Minsheng Bank Senior Economist Wen Bin said in the report, “This move will help boost small banks’ ability to support the real economy, especially small firms.” Eligible banks would have to purchase the loans following one year and the central bank would not hold the credit risks in the event the debts go bad. The central bank, for its part, has lamented about the bottlenecks that, in many cases, had funds moving into the stock and property markets.
The economy of China was reduced by 6.8 percent in Q1 compared to the year prior. It will take months before the time that wider activity goes back to points before the crisis even in the event there is no new round of infections per analysts.

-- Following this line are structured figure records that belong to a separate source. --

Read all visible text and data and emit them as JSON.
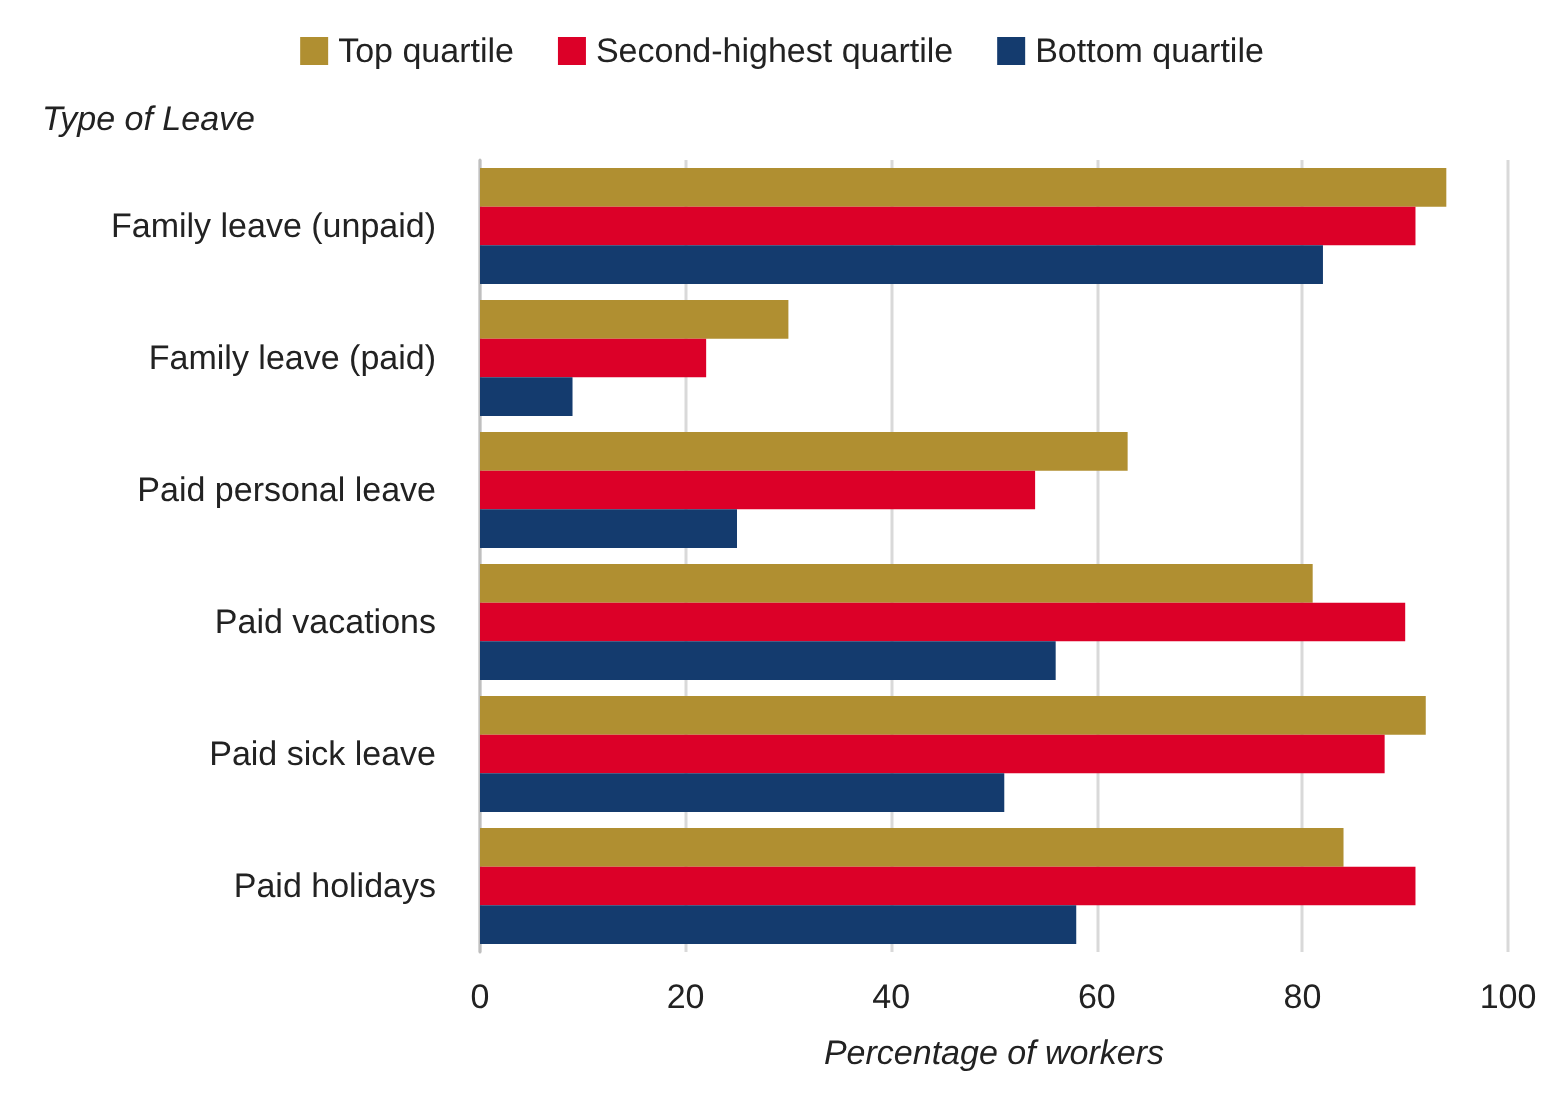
{
  "chart_data": {
    "type": "bar",
    "orientation": "horizontal",
    "ylabel": "Type of Leave",
    "xlabel": "Percentage of workers",
    "categories": [
      "Family leave (unpaid)",
      "Family leave (paid)",
      "Paid personal leave",
      "Paid vacations",
      "Paid sick leave",
      "Paid holidays"
    ],
    "series": [
      {
        "name": "Top quartile",
        "color": "#b08f31",
        "values": [
          94,
          30,
          63,
          81,
          92,
          84
        ]
      },
      {
        "name": "Second-highest quartile",
        "color": "#dc0028",
        "values": [
          91,
          22,
          54,
          90,
          88,
          91
        ]
      },
      {
        "name": "Bottom quartile",
        "color": "#143b6e",
        "values": [
          82,
          9,
          25,
          56,
          51,
          58
        ]
      }
    ],
    "xlim": [
      0,
      100
    ],
    "xticks": [
      0,
      20,
      40,
      60,
      80,
      100
    ],
    "grid": "x",
    "legend": "top"
  }
}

In separate news, the PBOC reduced the amount of cash some banks must set aside as reserves to encourage lending per news in April, as the second-biggest economy in the world was set for the most sluggish growth as of the 1970s. The central bank’s plan was to cut the mandatory reserve ratio for rural and small commercial banks by a single percentage point and free up credit.
It was noted that the bank would release $56 billion of liquidity by cutting its reserve ratio, with half the cut set to take place on April 15 and the remainder on May 15 per the report. The move was reported to be the central bank’s way of remedying the lack of credit as companies struggle to stay on an even keel amid the coronavirus crisis.